As I said, previously I’d only seen eagles once on roadkill and the family in question seemed totally unconcerned about my presence and allowed me to get relatively close to them. A motorist on this occasion had had the good sense to pull the wallaby carcass clear of the road, into the mouth of an old quarry.
Eagles, of course, are known to be very aggressive in defence of prey they have hunted down but I suspect in Tasmania roadkill is so abundant that eagles see no need to expend energy in a fight to display ownership when there are so many carcasses on any stretch of road.
Tasmania, in fact, has the highest incidence of roadkill on the planet relative to its size and is known as the “roadkill capital of the world”.
An estimated 300,000 animals die on Tasmanian roads each year, or one animal killed every two minutes.

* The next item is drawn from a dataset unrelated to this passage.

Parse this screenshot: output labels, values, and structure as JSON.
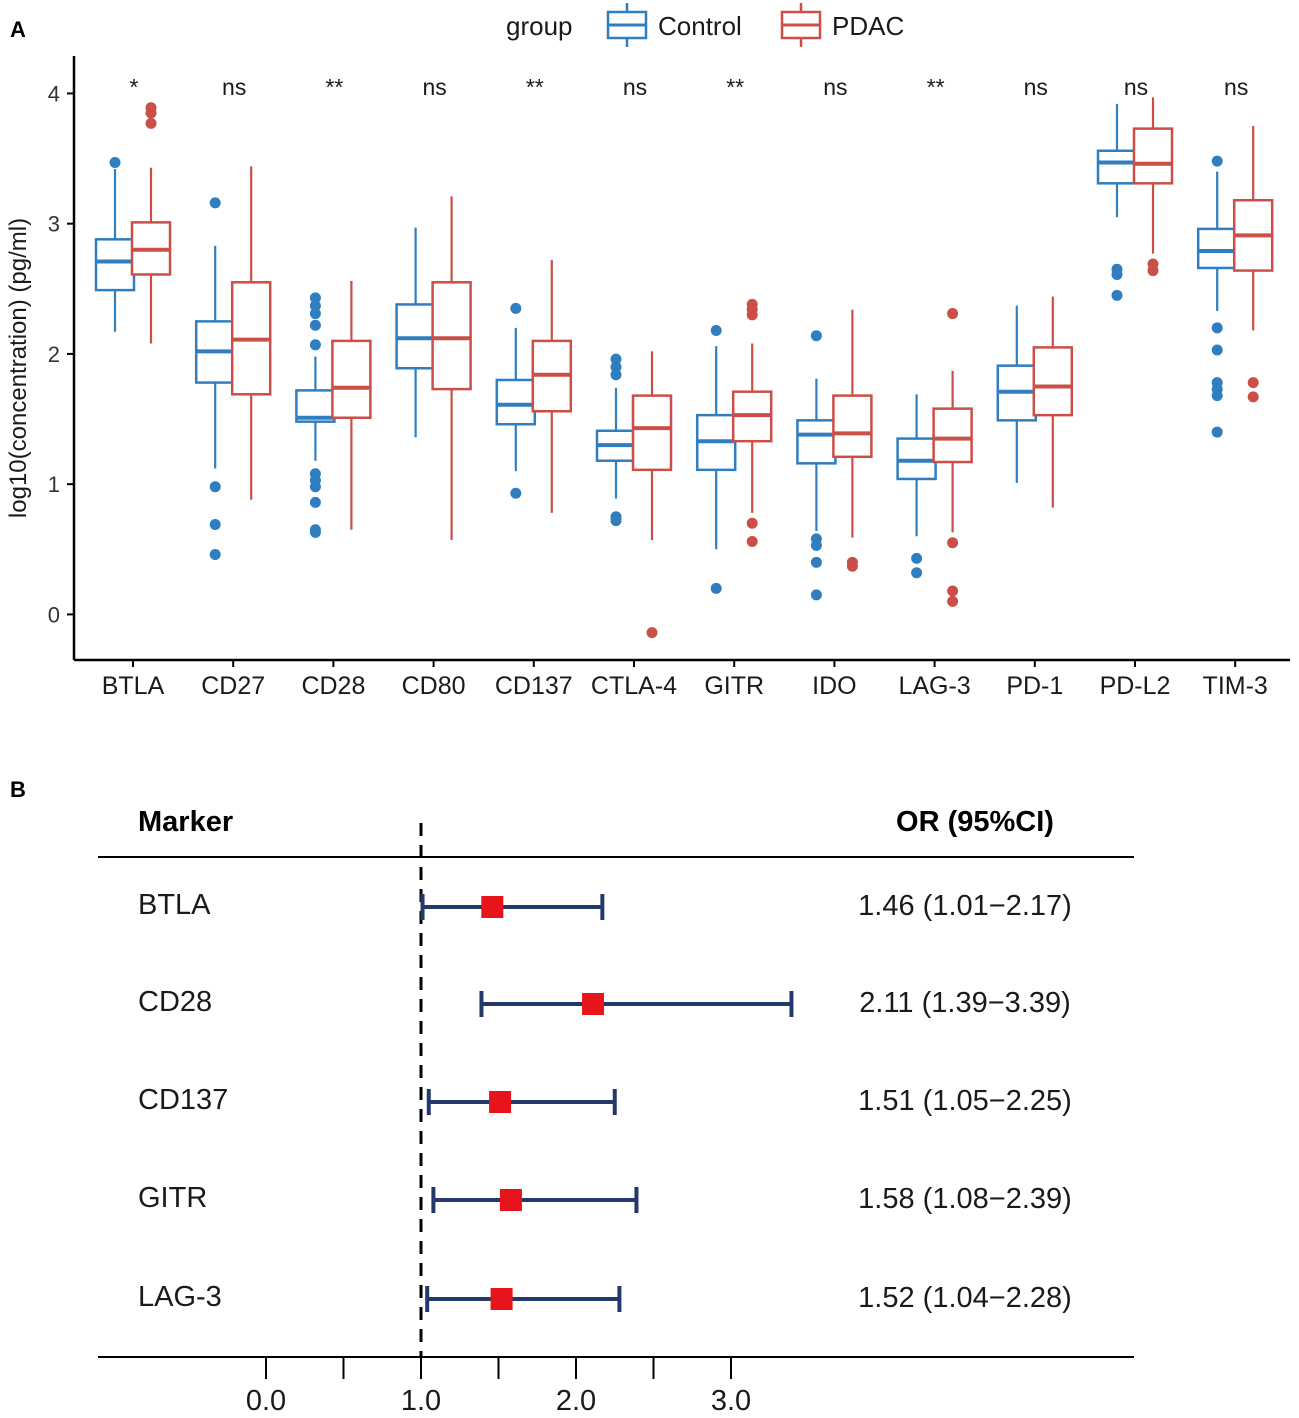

Some researchers who study roadkill put the figure as high as half a million animals a year.
Much of the roadkill was once picked up by Tasmanian devils but with the ravages of devil facial tumour disease – which has wiped out 80 per cent of devils in some areas – there is an abundance of carcasses. Much of this is now being picked up by forest ravens, explaining a boom in the Tasmanian raven population.
The second email concerning eagles had a picture attached to it, showing a road sign on the Bass Highway near Smithton which warns motorists they are approaching an eagle blackspot. It’s the only eagle sign I know of in Tasmania but I am told they are becoming far more common inWestern Australia.
And earlier this year Craig Webb of the Raptor and Wildlife Refuge of Tasmania at Kettering gave me a bumper sticker, also from Western Australia, to attach to my vehicle. The sticker, produced by the Pilbara Wildlife Carers Association, reads: “Toot your horn for wedge-tailed eagles.”